BUCHAREST - Romania's parliament on Tuesday rejected a government proposal to decriminalise gay sex and align laws with Europe-wide standards, drawing immediate criticism from the Council of Europe.

The lower house Chamber of Deputies voted against changes to the post- communist criminal code which would have scrapped jail sentences meted out to homosexuals.

"It would be immoral to legalise homosexual sex," said Emil Popescu, a lawyer and member of the Christian Democrats, the main party in the centrist coalition government.

"Homosexual couples are sterile. They cannot breed. We want a healthy nation," he said to applause from a cross-section of members of the chamber, which is overwhelmingly dominated by men.

Local human rights groups criticised the vote as a serious mistake liable to unleash a strong international lobby against Romania's bid to join the European Union and NATO.

The Council of Europe, the continent's main human rights watchdog, had agreed to stop monitoring the situation in Romania on the assumption that the changes would go through.

Finland's Gunnar Jannson, a spokesman on Romanian affairs at the Council of Europe, said that the vote was "not a very wise decision on three counts."

"The first and most serious is that when Romania joined the Council of Europe, it undertook to amend this article 200 to draw into line with European standards," he told Reuters in Strasbourg.

"Secondly, Prime Minister Radu Vasile, while visiting the Council of Europe in April 1998, undertook to present this amendment. I cannot blame the government, but if it has a parliamentary majority, this amendment should have been adopted."

The third reason, he said, was that this would mean that the council's parliamentary assembly, at its next sitting in September, would now almost certainly demand to reopen its monitoring in Romania and send a mission to Bucharest.

Romanian Justice Minister Valeriu Stoica, the driving force behind the changes, last month submitted to parliament a set of changes to the criminal code, which would have legalised homosexuality.

The vote kept in place existing post-communist laws under which homosexual acts are subject to legal action if they "cause a scandal" - generally meaning if they are publicly denounced.

Romanian society has been slow to accept gay rights.

A law adopted by the leftists who ran Romania from the fall of communism in 1989 until 1996 made gay sex punishable by jail terms of up to three years, depending on circumstances.

The number of people held in jails on homosexuality charges is unknown, but one woman sentenced to three years was released this year after serving half her term.

Tuesday's parliamentary debate degenerated at times into uproar in the chamber, located in the marble-lined palace built by executed communist dictator Nicolae Ceausescu. Conservatives on both government and opposition benches denounced "sexual deviation."

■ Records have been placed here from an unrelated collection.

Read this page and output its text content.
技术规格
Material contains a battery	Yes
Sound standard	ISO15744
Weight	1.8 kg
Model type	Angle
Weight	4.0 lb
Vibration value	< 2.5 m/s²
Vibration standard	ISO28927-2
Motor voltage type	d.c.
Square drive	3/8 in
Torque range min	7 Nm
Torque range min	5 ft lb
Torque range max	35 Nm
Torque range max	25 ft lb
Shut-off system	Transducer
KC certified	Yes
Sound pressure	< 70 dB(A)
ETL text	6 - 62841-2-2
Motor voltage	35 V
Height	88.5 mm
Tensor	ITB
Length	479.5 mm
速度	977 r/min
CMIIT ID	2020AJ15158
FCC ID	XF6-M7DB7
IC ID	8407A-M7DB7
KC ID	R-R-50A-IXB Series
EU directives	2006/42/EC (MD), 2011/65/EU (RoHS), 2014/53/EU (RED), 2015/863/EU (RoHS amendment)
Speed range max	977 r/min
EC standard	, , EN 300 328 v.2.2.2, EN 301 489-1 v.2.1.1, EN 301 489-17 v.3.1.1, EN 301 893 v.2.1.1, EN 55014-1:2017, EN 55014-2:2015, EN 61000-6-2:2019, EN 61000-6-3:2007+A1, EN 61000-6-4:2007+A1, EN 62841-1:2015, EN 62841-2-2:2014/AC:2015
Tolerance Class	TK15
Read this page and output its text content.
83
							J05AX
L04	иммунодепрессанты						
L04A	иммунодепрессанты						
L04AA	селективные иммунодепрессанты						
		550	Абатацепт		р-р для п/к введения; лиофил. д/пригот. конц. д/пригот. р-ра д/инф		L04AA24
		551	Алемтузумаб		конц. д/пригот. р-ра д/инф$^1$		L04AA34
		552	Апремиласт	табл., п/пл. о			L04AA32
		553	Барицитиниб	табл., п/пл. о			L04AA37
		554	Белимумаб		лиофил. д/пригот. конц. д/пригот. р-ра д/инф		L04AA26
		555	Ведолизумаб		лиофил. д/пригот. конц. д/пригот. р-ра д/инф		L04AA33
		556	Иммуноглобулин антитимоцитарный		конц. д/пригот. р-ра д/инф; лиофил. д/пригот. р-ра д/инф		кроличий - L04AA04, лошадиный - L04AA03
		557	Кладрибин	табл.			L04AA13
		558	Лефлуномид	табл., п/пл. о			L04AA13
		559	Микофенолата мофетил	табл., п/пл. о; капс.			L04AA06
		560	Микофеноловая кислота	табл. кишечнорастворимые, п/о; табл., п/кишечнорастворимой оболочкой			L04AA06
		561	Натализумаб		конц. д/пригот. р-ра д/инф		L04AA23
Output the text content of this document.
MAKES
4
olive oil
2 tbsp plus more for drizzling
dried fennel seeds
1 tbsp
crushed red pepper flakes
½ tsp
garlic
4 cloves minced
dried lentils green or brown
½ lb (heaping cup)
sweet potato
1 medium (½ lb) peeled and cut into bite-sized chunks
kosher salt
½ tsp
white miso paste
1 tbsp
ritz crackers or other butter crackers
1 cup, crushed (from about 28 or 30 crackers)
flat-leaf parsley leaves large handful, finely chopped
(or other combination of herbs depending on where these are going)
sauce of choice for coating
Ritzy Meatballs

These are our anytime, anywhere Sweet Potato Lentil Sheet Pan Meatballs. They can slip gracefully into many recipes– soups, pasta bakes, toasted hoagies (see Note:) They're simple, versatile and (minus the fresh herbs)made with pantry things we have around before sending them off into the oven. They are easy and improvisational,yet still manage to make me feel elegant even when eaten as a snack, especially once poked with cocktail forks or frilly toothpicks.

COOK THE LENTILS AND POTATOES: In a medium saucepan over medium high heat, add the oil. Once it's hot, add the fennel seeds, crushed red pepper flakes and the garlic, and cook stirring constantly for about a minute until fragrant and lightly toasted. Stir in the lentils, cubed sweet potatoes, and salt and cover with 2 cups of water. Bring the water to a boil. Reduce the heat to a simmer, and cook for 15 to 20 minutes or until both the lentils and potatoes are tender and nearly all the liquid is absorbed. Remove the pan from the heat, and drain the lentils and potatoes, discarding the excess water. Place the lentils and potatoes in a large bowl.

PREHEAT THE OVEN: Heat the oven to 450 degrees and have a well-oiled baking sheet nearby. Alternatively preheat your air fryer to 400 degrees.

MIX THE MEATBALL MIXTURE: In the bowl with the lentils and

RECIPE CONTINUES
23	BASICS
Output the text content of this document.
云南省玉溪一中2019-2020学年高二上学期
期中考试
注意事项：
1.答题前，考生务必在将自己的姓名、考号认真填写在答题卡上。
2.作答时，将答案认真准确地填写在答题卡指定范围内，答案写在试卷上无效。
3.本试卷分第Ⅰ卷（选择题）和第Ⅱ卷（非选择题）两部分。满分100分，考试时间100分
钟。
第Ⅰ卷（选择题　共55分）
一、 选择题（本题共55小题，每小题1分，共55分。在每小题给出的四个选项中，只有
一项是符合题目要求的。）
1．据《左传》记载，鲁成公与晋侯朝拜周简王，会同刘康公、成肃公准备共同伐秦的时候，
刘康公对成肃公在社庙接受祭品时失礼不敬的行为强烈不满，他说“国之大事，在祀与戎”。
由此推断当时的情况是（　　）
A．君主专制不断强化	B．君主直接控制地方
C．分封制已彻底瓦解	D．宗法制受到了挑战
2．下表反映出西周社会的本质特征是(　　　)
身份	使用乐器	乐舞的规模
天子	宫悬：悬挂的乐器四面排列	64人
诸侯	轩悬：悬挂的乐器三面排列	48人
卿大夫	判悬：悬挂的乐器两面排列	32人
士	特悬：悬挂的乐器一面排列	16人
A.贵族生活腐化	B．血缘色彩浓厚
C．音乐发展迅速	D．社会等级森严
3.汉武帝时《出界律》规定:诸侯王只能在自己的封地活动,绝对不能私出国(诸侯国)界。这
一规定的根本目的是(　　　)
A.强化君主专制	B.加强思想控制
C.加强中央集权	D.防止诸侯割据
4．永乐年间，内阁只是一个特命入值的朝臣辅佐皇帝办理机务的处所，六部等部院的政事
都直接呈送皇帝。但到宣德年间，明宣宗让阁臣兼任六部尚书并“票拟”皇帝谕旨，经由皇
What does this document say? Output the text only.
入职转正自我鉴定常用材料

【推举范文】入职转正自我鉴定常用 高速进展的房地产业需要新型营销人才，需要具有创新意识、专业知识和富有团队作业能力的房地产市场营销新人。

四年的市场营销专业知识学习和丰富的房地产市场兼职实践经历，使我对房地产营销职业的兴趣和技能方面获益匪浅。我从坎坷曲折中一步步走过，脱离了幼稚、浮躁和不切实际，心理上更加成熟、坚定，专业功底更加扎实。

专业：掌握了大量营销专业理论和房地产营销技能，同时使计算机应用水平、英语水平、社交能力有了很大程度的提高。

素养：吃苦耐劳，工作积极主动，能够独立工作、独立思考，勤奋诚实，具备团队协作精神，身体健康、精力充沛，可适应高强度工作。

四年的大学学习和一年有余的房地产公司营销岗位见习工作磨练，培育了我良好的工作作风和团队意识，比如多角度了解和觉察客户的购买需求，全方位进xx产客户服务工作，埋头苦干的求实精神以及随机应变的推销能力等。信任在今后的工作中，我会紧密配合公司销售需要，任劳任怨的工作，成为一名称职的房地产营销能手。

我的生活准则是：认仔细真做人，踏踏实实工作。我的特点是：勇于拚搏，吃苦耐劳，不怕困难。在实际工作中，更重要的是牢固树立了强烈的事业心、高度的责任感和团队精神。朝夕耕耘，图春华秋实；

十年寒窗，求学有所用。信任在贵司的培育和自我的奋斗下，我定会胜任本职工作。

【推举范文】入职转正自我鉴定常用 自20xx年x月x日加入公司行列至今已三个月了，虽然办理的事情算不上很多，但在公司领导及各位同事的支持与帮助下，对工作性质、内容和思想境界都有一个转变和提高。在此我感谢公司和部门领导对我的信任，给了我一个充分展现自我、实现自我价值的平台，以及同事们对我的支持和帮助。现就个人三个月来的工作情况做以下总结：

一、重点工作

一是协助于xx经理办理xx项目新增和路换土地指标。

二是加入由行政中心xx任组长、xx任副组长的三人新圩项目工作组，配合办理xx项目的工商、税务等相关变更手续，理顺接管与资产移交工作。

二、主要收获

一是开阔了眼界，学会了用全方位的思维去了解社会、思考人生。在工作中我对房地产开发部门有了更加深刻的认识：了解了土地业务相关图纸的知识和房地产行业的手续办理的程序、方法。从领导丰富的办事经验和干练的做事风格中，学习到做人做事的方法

"This is against Christian morals," former Finance Minister Mircea Ciumara said. "We should define clearly the moment when sexual intercourse starts. Does it start with a kiss?"

The Orthodox Church, one of the most conservative in Europe with the nominal allegiance of more than 80 percent of 22 million Romanians, considers homosexuality a deadly sin.

Church patriarch Teoctist has denounced homosexual behaviour in pastoral messages for Orthodox Easter.

The parliamentary vote also threw out the Justice Ministry's plans to revise libel laws under which journalists have been convicted of "insults."